The journey to the cloud is not simple. Even when organizations acknowledge that the cloud is the best and most efficient service delivery model for them, many challenges remain. For some enterprises, managing the coexistence of legacy and cloud infrastructures has proven to be more complex than expected and some continue to struggle to find the talent required to complete their cloud migrations.
All have found that the move to the cloud is not the linear journey they had hoped for; instead, they’ve been faced with an intricate and multi-disciplinary endeavour comprising of numerous organizational dependencies. Many businesses’ cloud strategies have grown stale and a strategic refresh is required so that new life can be breathed into this important process.
Build Common Cloud Milestones
It goes without saying that no two organizations will experience exactly the same journey to the cloud. Every company has its own goals; and these will dictate the shape and pace of their strategies. However, there are several key milestones that every organization will have in common. These milestones can help organizations gauge their progress towards their desired end state and keep them on the right track. Here are some of common milestones to consider.
Take a step back and reconsider core issues, including desired business outcomes, investment priorities, deployment model, service providers, talent sourcing and cloud policies. When it comes to IT, your team will need to think about enterprise technology across three layers: Infrastructure, Applications and Operations.
Technology is just one element of the cloud equation. Enterprises must be able to quantify the value of the cloud, particularly when it comes to replacing large legacy investments – such as data centers. Companies need to build a cloud business case that evaluates total cost of ownership and ROI in addition to cloud benefits, key performance indicators and value realization.
Update the operating model
Businesses should also look to their operating models to ensure they can easily embrace leading-edge technologies and approaches, such as robotic process automation (RPA), artificial intelligence (AI), orchestration, workflow, cloud optimization tools and DevOps.
Firms also need to review their approach to applications across several areas:
- Legacy applications: Companies should look at their entire application portfolio and determine the disposition strategy as well as the timing, order and grouping of applications being moved to the cloud.
- Application migration: Enterprises need the capability to migrate and/or modernize applications so that they’re cloud-ready. They also need to be able to replace existing apps with SaaS (News - Alert)/PaaS alternations and build new, cloud-native apps where appropriate.
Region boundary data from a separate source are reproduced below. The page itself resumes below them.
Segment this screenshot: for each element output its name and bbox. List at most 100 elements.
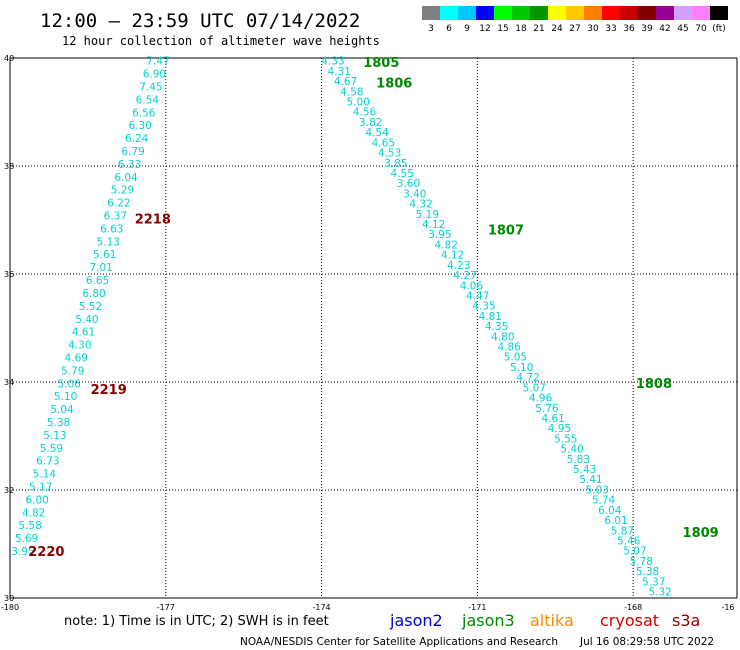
swh-value: 4.56 xyxy=(353,107,377,119)
legend-label: (ft) xyxy=(712,24,726,34)
time-label: 2220 xyxy=(28,545,64,560)
legend-label: 36 xyxy=(623,24,635,34)
legend-swatch xyxy=(638,6,656,20)
swh-value: 5.41 xyxy=(579,474,602,486)
swh-value: 5.38 xyxy=(47,417,70,429)
swh-value: 6.65 xyxy=(86,275,109,287)
swh-value: 6.37 xyxy=(104,211,127,223)
x-tick-label: -180 xyxy=(1,603,19,612)
x-axis-ticks: -180 -177 -174 -171 -168 -16 xyxy=(1,603,735,612)
legend-swatch xyxy=(602,6,620,20)
swh-value: 7.01 xyxy=(89,262,112,274)
time-label: 1805 xyxy=(363,56,399,71)
swh-value: 4.55 xyxy=(391,168,414,180)
swh-value: 6.04 xyxy=(114,172,138,184)
swh-value: 5.83 xyxy=(567,454,590,466)
swh-value: 5.78 xyxy=(630,556,653,568)
legend-swatch xyxy=(674,6,692,20)
swh-value: 4.27 xyxy=(453,270,476,282)
time-label: 1806 xyxy=(376,76,412,91)
swh-value: 5.07 xyxy=(623,546,646,558)
legend-label: 24 xyxy=(551,24,563,34)
swh-value: 6.33 xyxy=(118,159,141,171)
time-label: 1808 xyxy=(636,377,672,392)
color-legend: 3 6 9 12 15 18 21 24 27 30 33 36 39 42 45 70 (ft) xyxy=(422,6,728,34)
legend-swatch xyxy=(548,6,566,20)
satellite-name: jason2 xyxy=(389,611,443,630)
legend-label: 42 xyxy=(659,24,670,34)
swh-value: 5.04 xyxy=(50,404,74,416)
swh-value: 4.86 xyxy=(497,342,521,354)
swh-value: 4.61 xyxy=(72,327,95,339)
swh-value: 5.43 xyxy=(573,464,596,476)
swh-value: 4.53 xyxy=(378,148,401,160)
legend-swatch xyxy=(458,6,476,20)
swh-value: 3.95 xyxy=(11,546,34,558)
satellite-name: s3a xyxy=(672,611,700,630)
swh-value: 4.69 xyxy=(65,352,88,364)
swh-value: 5.40 xyxy=(75,314,98,326)
x-tick-label: -16 xyxy=(721,603,734,612)
legend-label: 30 xyxy=(587,24,599,34)
swh-value: 6.01 xyxy=(604,515,627,527)
legend-label: 15 xyxy=(497,24,508,34)
swh-value: 4.54 xyxy=(365,127,389,139)
swh-value: 4.35 xyxy=(472,301,495,313)
satellite-name: cryosat xyxy=(600,611,659,630)
legend-swatch xyxy=(584,6,602,20)
swh-value: 4.47 xyxy=(466,290,489,302)
legend-swatch xyxy=(530,6,548,20)
swh-value: 6.80 xyxy=(82,288,105,300)
swh-value: 5.10 xyxy=(54,391,77,403)
swh-value: 4.72 xyxy=(516,372,539,384)
swh-value: 4.58 xyxy=(340,86,363,98)
footer-credit: NOAA/NESDIS Center for Satellite Applica… xyxy=(240,636,558,648)
legend-label: 45 xyxy=(677,24,688,34)
legend-label: 6 xyxy=(446,24,452,34)
swh-value: 6.73 xyxy=(36,456,59,468)
swh-value: 4.65 xyxy=(372,137,395,149)
swh-value: 4.82 xyxy=(435,239,458,251)
y-tick-label: 40 xyxy=(4,54,14,63)
swh-value: 5.03 xyxy=(586,484,609,496)
swh-value: 5.59 xyxy=(40,443,63,455)
swh-value: 7.47 xyxy=(146,56,169,68)
legend-swatch xyxy=(422,6,440,20)
y-axis-ticks: 30 32 34 36 38 40 xyxy=(4,54,14,603)
legend-swatch xyxy=(440,6,458,20)
x-tick-label: -171 xyxy=(468,603,486,612)
swh-value: 6.00 xyxy=(25,494,48,506)
swh-value: 5.06 xyxy=(57,378,81,390)
x-tick-label: -168 xyxy=(624,603,642,612)
swh-value: 5.38 xyxy=(636,566,659,578)
time-label: 1809 xyxy=(683,526,719,541)
legend-label: 12 xyxy=(479,24,490,34)
swh-value: 4.61 xyxy=(541,413,564,425)
legend-swatch xyxy=(620,6,638,20)
swh-value: 4.23 xyxy=(447,260,470,272)
note-text: note: 1) Time is in UTC; 2) SWH is in fe… xyxy=(64,614,329,629)
swh-value: 5.87 xyxy=(611,525,634,537)
y-tick-label: 30 xyxy=(4,594,14,603)
legend-label: 21 xyxy=(533,24,544,34)
y-tick-label: 38 xyxy=(4,162,14,171)
swh-value: 4.95 xyxy=(548,423,571,435)
legend-label: 27 xyxy=(569,24,580,34)
grid-lines xyxy=(10,58,737,598)
y-tick-label: 36 xyxy=(4,270,14,279)
swh-value: 4.06 xyxy=(460,280,484,292)
swh-value: 5.74 xyxy=(592,495,616,507)
legend-label: 39 xyxy=(641,24,653,34)
swh-value: 6.04 xyxy=(598,505,622,517)
x-tick-label: -177 xyxy=(157,603,175,612)
swh-value: 4.33 xyxy=(321,56,344,68)
swh-value: 5.61 xyxy=(93,249,116,261)
swh-value: 3.85 xyxy=(384,158,407,170)
satellite-name: altika xyxy=(530,611,574,630)
swh-value: 6.30 xyxy=(129,120,152,132)
swh-value: 5.14 xyxy=(33,469,57,481)
swh-value: 4.96 xyxy=(529,393,553,405)
swh-value: 5.55 xyxy=(554,433,577,445)
legend-swatch xyxy=(476,6,494,20)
- Application architecture: Modern application architectures must be capable of building systems by integrating microservices and container architectures; in addition to new and growing PaaS capabilities.
- Next-gen application development: Firms need to focus on high-impact cloud-native solutions across mobile, data science, AI, machine learning and IoT domains.
Businesses also need to consider their infrastructure architecture – when to apply on-premises and public cloud alternatives – as well as other decisions across IaaS capabilities in areas such as network, storage and compute. Security is also critically important, and firms will need to ensure they can protect fully a wide range of services from multiple providers.
Robust change management plans help organizations address these and other key challenges of cloud migration. The goal should be to build cloud-friendly organizational structures that facilitate the migration to the cloud; a task that requires updates to everything from job structures and skills matrices to training plans and talent sourcing strategies.
Companies that are on their journey to the cloud need to take a step back and reconsider the answers to key questions including: ‘What work is redundant in a true cloud model?’ and ‘Which people and vendors are best placed to help me make my transition to the cloud?’
Criteria for vendor selection
Businesses also need to audit the managed service providers that the company is using in its cloud strategy. The choice of managed service provider is critical as these organizations provide essential capabilities, infrastructures and expertise that the business might lack in-house. There is a large variety of managed service providers and cloud platforms available on the market. Businesses need to take a highly strategic approach when it comes to selecting which organizations they partner with.
Enterprises should look for service providers that can deliver a complete array of services that can be tailored to their exact business needs and execute against their business goals and objectives. It’s also important to look for partners that have a strategic vision for their cloud services and have the bandwidth to integrate new capabilities as they emerge.
Reboot your cloud strategy
As organizations look to reinvigorate their cloud strategies, it can be hard to take an objective view and accurately identify what needs to change. It can be beneficial for businesses to seek outside help and advice, so they can successfully complete their cloud journeys and realize optimal benefits. Businesses should seek partners with deep and broad cloud expertise that they can bring in to refine their cloud strategies. The right partner will not only help organizations build effect cloud strategies, but will provide critical execution capabilities to reduce the time-to-value and optimize their cloud operations.
For many enterprises, the future is unclear. From a technology perspective, the cloud has matured and is ready for committed, enterprise-grade computing. To get to this point, companies need to map out a strategic approach; carefully considering each component of the enterprise cloud journey both separately and in relation to others, because components can intersect at different points. By taking an integrated approach, companies can create unique and successful cloud roadmaps; ensure their plans are executed based on a strong foundational strategy; and ultimately experience an efficient and timely transformation that is aligned to their business goals and desired outcomes.